By default, an action is always visible and enabled (so the isAvailable above is unnecessary). This button is always visible but only enabled when this.isStarted is false. When the button is clicked while enabled, action is called. If the button is disabled, nothing happens on a click.

Methods on all objects

FOAM includes several properties and methods on all objects:

  • model_: Every object has a pointer to its Model. This is the Javascript representation of its class, the same object you passed to CLASS().
    • These representations have their own model, Model.
  • o.equals(x) compares o and x
  • o.compareTo(x) returns the usual -1, 0 or 1.
  • o.hashCode() is similar to Java.
  • o.diff(x) returns a diff of o against x, property by property.
  • o.clone() returns a shallow copy of o.
  • o.deepClone() is of course a deep copy.
  • o.toJSON() and o.toXML() return JSON or XML as a string. Parsers are included to read them in again.
  • o.write(document) writes the default view of the object into the document.

DAOs

The DAO interface looks like this, if you pretend Javascript supports interfaces:

interface DAO extends Sink {
  void   put(obj, opt_sink);
  void   remove(id, opt_sink);
  void   find(query, sink);
  Future select(sink);
  Future removeAll(query, sink);
  Future update(expression);
  void   listen(sink);
  void   pipe(sink):  // select() + listen()
  void   unlisten(sink);
  DAO    where(query);
  DAO    limit(count);
  DAO    skip(count);
  DAO    orderBy(comparators...);
}

a Sink looks like this:

interface Sink {
  void put(obj);
  void remove(obj);
  void eof();
  void error(msg);
}

Note that every DAO is therefore also a Sink, making it trivial to pull data from one DAO into another: sourceDAO.select(targetDAO).
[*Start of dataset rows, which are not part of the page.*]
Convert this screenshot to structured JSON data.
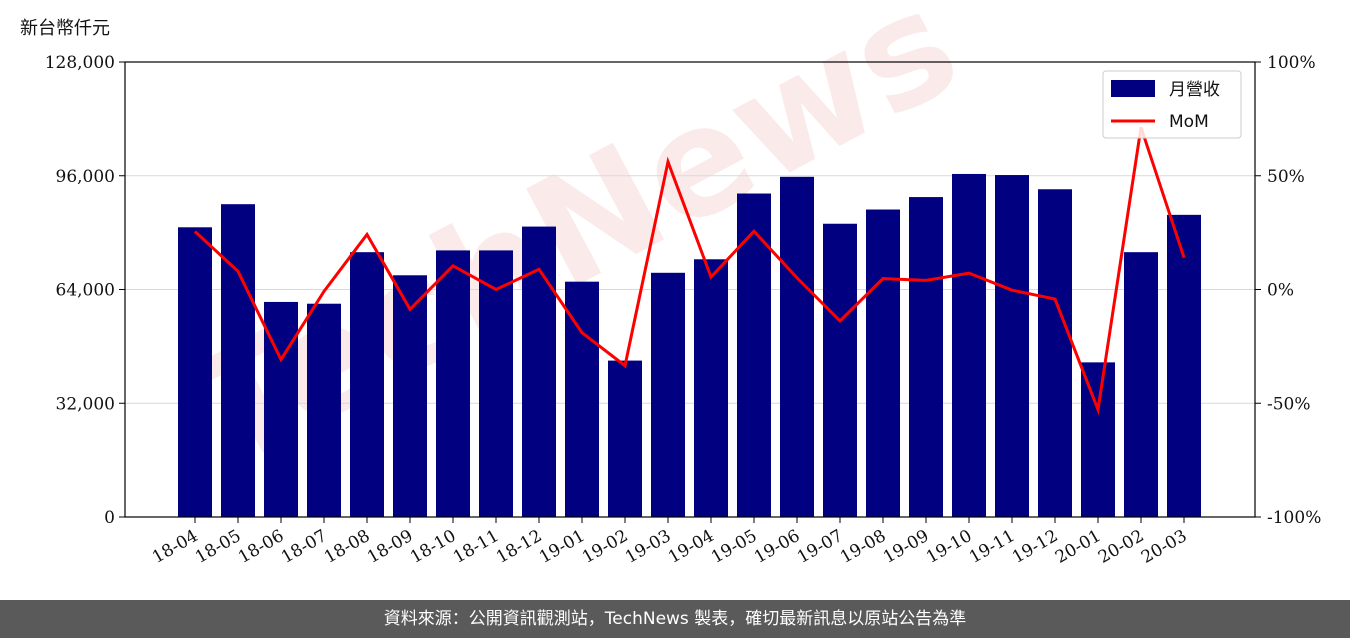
{
  "unit_label": "新台幣仟元",
  "footer_text": "資料來源：公開資訊觀測站，TechNews 製表，確切最新訊息以原站公告為準",
  "watermark": "TechNews",
  "colors": {
    "bar": "#000080",
    "line": "#ff0000",
    "footer_bg": "#5a5a5a",
    "grid": "#d9d9d9"
  },
  "chart_data": {
    "type": "bar",
    "categories": [
      "18-04",
      "18-05",
      "18-06",
      "18-07",
      "18-08",
      "18-09",
      "18-10",
      "18-11",
      "18-12",
      "19-01",
      "19-02",
      "19-03",
      "19-04",
      "19-05",
      "19-06",
      "19-07",
      "19-08",
      "19-09",
      "19-10",
      "19-11",
      "19-12",
      "20-01",
      "20-02",
      "20-03"
    ],
    "series": [
      {
        "name": "月營收",
        "type": "bar",
        "axis": "left",
        "values": [
          81500,
          88000,
          60500,
          60000,
          74500,
          68000,
          75000,
          75000,
          81700,
          66200,
          44000,
          68700,
          72500,
          91000,
          95700,
          82500,
          86500,
          90000,
          96500,
          96200,
          92200,
          43500,
          74500,
          85000
        ]
      },
      {
        "name": "MoM",
        "type": "line",
        "axis": "right",
        "values": [
          25.5,
          8.0,
          -30.8,
          -0.8,
          24.2,
          -8.7,
          10.4,
          0.0,
          8.9,
          -19.0,
          -33.5,
          56.1,
          5.5,
          25.6,
          5.1,
          -13.8,
          4.8,
          4.0,
          7.2,
          -0.3,
          -4.2,
          -52.8,
          71.3,
          14.1
        ]
      }
    ],
    "left_axis": {
      "ylim": [
        0,
        128000
      ],
      "ticks": [
        0,
        32000,
        64000,
        96000,
        128000
      ],
      "tick_labels": [
        "0",
        "32,000",
        "64,000",
        "96,000",
        "128,000"
      ]
    },
    "right_axis": {
      "ylim": [
        -100,
        100
      ],
      "ticks": [
        -100,
        -50,
        0,
        50,
        100
      ],
      "tick_labels": [
        "-100%",
        "-50%",
        "0%",
        "50%",
        "100%"
      ]
    },
    "grid": "horizontal",
    "legend": {
      "position": "top-right",
      "entries": [
        "月營收",
        "MoM"
      ]
    }
  }
}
Here’s an example of using the DAO interface to make a query:

dao
  .skip(200)
  .limit(50)
  .orderBy(EMail.TIMESTAMP)
  .where(
    AND(
      EQ(EMail.TO,        'kgr@google.com'),
      EQ(EMail.FROM,      'adamvy@google.com'),
      GT(EMail.TIMESTAMP, startOfYear)))
  .select(
    GROUP_BY(EMail.SUBJECT, COUNT()));

This is generally SQL-like, but instead of parsing a string it constructs the query directly. This has no parsing overhead, and completely avoids SQL injection. It also adds some typechecking, though Javascript can only take that so far.

This query syntax works on all DAOs, including plain Javascript arrays. It is also extensible - the MLang syntax - AND, EQ, and so on - are simple expressions, and you can write new ones if needed.